NICK CLEGG: Danny, I’ve heard rumours that Chris Rennard has been a bit naughty! Will you have a word?
DANNY ALEXANDER: Righto, Nick!
DANNY ALEXANDER: Chris, I’m told there are rumours you’ve been a bit naughty! Are they true?
CHRIS RENNARD: No, but I resign on grounds of ill health.
DANNY ALEXANDER: Splendid, Chris, I’ll pass that on!
Later still ...
NICK CLEGG: Did you have a word with Chris?
DANNY ALEXANDER: Yes. He says there's no truth in the rumours and has resigned.

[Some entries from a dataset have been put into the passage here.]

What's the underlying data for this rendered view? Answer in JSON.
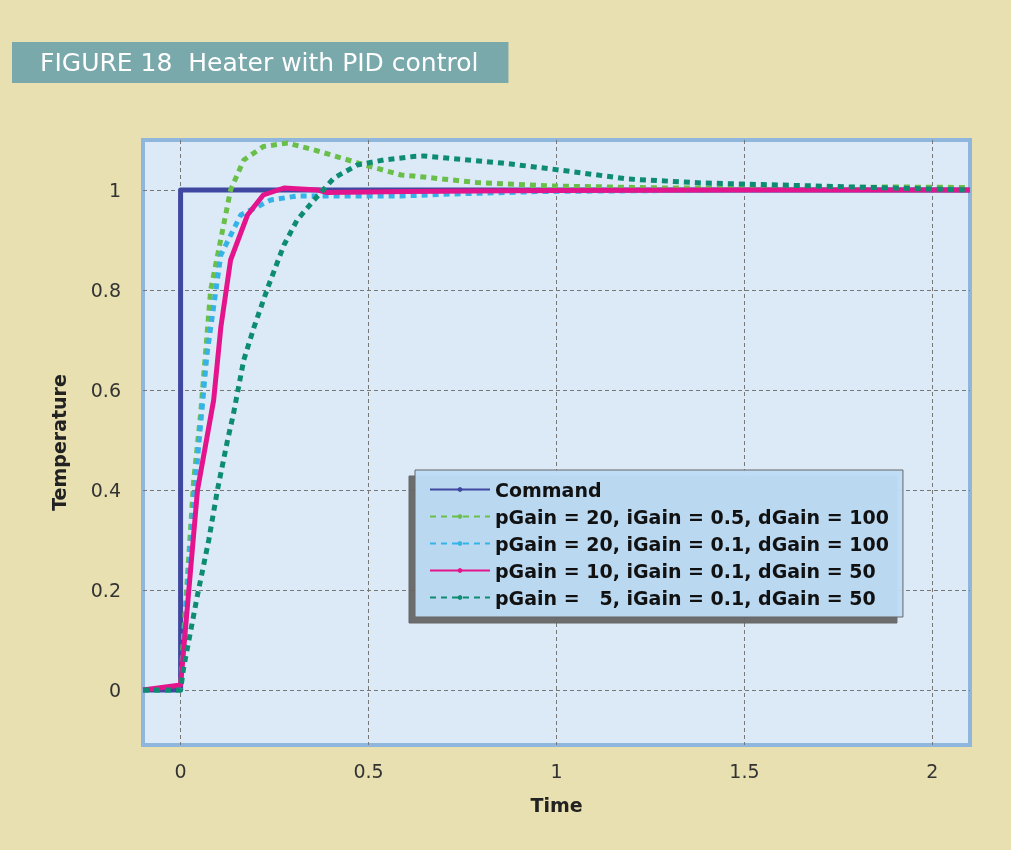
{
  "chart_data": {
    "type": "line",
    "title": "FIGURE 18  Heater with PID control",
    "xlabel": "Time",
    "ylabel": "Temperature",
    "xlim": [
      -0.1,
      2.1
    ],
    "xticks": [
      0,
      0.5,
      1,
      1.5,
      2
    ],
    "ylim": [
      -0.11,
      1.1
    ],
    "yticks": [
      0,
      0.2,
      0.4,
      0.6,
      0.8,
      1
    ],
    "grid": true,
    "legend": "center right",
    "marker": "none",
    "series": [
      {
        "name": "Command",
        "color": "#3f47a0",
        "line_style": "solid",
        "x": [
          -0.1,
          0,
          0,
          2.1
        ],
        "values": [
          0,
          0,
          1,
          1
        ]
      },
      {
        "name": "pGain = 20, iGain = 0.5, dGain = 100",
        "color": "#6abf4b",
        "line_style": "dashed",
        "x": [
          -0.1,
          0,
          0.008,
          0.035,
          0.053,
          0.08,
          0.133,
          0.168,
          0.22,
          0.285,
          0.365,
          0.49,
          0.587,
          0.62,
          0.787,
          0.99,
          1.29,
          1.6,
          1.89,
          2.1
        ],
        "values": [
          0,
          0,
          0.11,
          0.42,
          0.55,
          0.8,
          1.0,
          1.06,
          1.087,
          1.094,
          1.078,
          1.05,
          1.03,
          1.028,
          1.015,
          1.008,
          1.004,
          1.004,
          1.006,
          1.005
        ]
      },
      {
        "name": "pGain = 20, iGain = 0.1, dGain = 100",
        "color": "#35b3e8",
        "line_style": "dashed",
        "x": [
          -0.1,
          0,
          0.02,
          0.04,
          0.07,
          0.107,
          0.16,
          0.24,
          0.31,
          0.435,
          0.587,
          0.72,
          0.96,
          1.3,
          1.7,
          2.1
        ],
        "values": [
          0,
          0,
          0.22,
          0.42,
          0.67,
          0.87,
          0.95,
          0.98,
          0.988,
          0.988,
          0.988,
          0.992,
          0.997,
          0.999,
          1.0,
          1.0
        ]
      },
      {
        "name": "pGain = 10, iGain = 0.1, dGain = 50",
        "color": "#e4148c",
        "line_style": "solid",
        "x": [
          -0.1,
          0,
          0.045,
          0.088,
          0.107,
          0.133,
          0.178,
          0.22,
          0.275,
          0.365,
          0.39,
          0.6,
          1,
          1.5,
          2.1
        ],
        "values": [
          0,
          0.01,
          0.4,
          0.58,
          0.725,
          0.86,
          0.95,
          0.99,
          1.004,
          1.0,
          0.995,
          0.997,
          0.999,
          1.0,
          1.0
        ]
      },
      {
        "name": "pGain =   5, iGain = 0.1, dGain = 50",
        "color": "#0e8c72",
        "line_style": "dashed",
        "x": [
          -0.1,
          0,
          0.008,
          0.045,
          0.075,
          0.098,
          0.125,
          0.14,
          0.168,
          0.195,
          0.232,
          0.275,
          0.31,
          0.355,
          0.408,
          0.47,
          0.54,
          0.62,
          0.647,
          0.855,
          0.987,
          1.19,
          1.39,
          1.59,
          1.89,
          2.1
        ],
        "values": [
          0,
          0,
          0.044,
          0.19,
          0.3,
          0.4,
          0.5,
          0.55,
          0.66,
          0.725,
          0.805,
          0.89,
          0.94,
          0.98,
          1.024,
          1.05,
          1.06,
          1.067,
          1.068,
          1.054,
          1.042,
          1.022,
          1.014,
          1.01,
          1.004,
          1.0
        ]
      }
    ]
  }
}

NICK CLEGG: Phew, that's a relief!
Some years later on TV …
MARGOT BONHAM CARTER (former Lib Dem candidate): That rotter Chris pinched my bottom! I told him off and then went home.

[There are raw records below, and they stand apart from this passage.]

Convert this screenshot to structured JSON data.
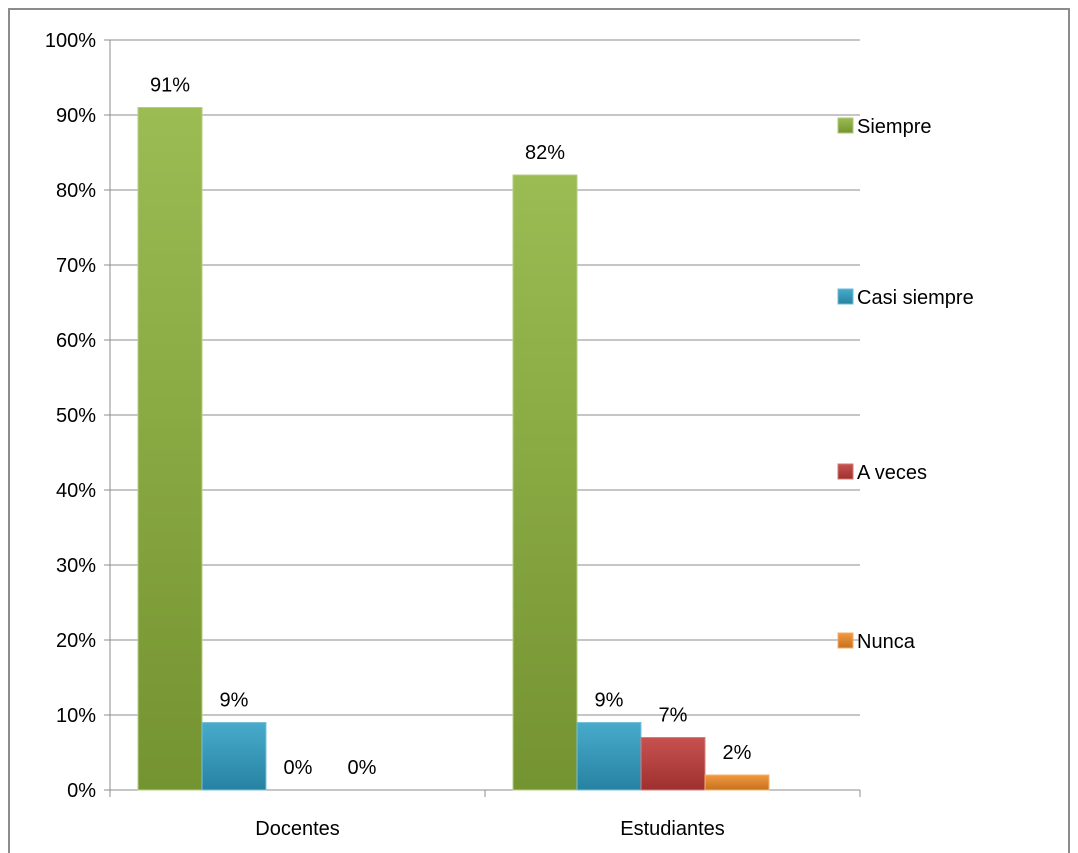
{
  "chart_data": {
    "type": "bar",
    "categories": [
      "Docentes",
      "Estudiantes"
    ],
    "series": [
      {
        "name": "Siempre",
        "values": [
          91,
          82
        ],
        "color": "#8db33c"
      },
      {
        "name": "Casi siempre",
        "values": [
          9,
          9
        ],
        "color": "#2f9fc4"
      },
      {
        "name": "A veces",
        "values": [
          0,
          7
        ],
        "color": "#bf3a38"
      },
      {
        "name": "Nunca",
        "values": [
          0,
          2
        ],
        "color": "#f08a26"
      }
    ],
    "data_labels": [
      [
        "91%",
        "82%"
      ],
      [
        "9%",
        "9%"
      ],
      [
        "0%",
        "7%"
      ],
      [
        "0%",
        "2%"
      ]
    ],
    "y_ticks": [
      "0%",
      "10%",
      "20%",
      "30%",
      "40%",
      "50%",
      "60%",
      "70%",
      "80%",
      "90%",
      "100%"
    ],
    "ylim": [
      0,
      100
    ],
    "grid": true,
    "legend_position": "right",
    "title": "",
    "xlabel": "",
    "ylabel": ""
  }
}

PAMELA ASQUITH (former aide to Nick Clegg): I felt his fingers fondly caressing my thigh as we discussed alternatives to the council tax after dinner at his flat. He was really creepy, so I immediately called a taxi back to Tooting.
MARIGOLD THORPE (Lib Dem leader of Pendon council): When he suggested we went upstairs for a 'pervy quickie' at the conference hotel, I burst into tears and ran off to my room.
ANONYMOUS (Lib Dem activist): I went over to his house to see his collection of Lib Dem Focus newsletters. But I thought he was revolting and left after a drink.
Back at Lib Dem HQ
NICK CLEGG: This is a crisis! We must make a statement! Danny, do you remember the rumours about Chris?
DANNY ALEXANDER: Rumours? I’m sure the first I heard was when Margot and Pamela went public on TV.
NICK CLEGG: Oh, I thought I heard something vaguely before and told you about it. Never mind! If we both tell everyone what we remember, I’m sure the truth will out!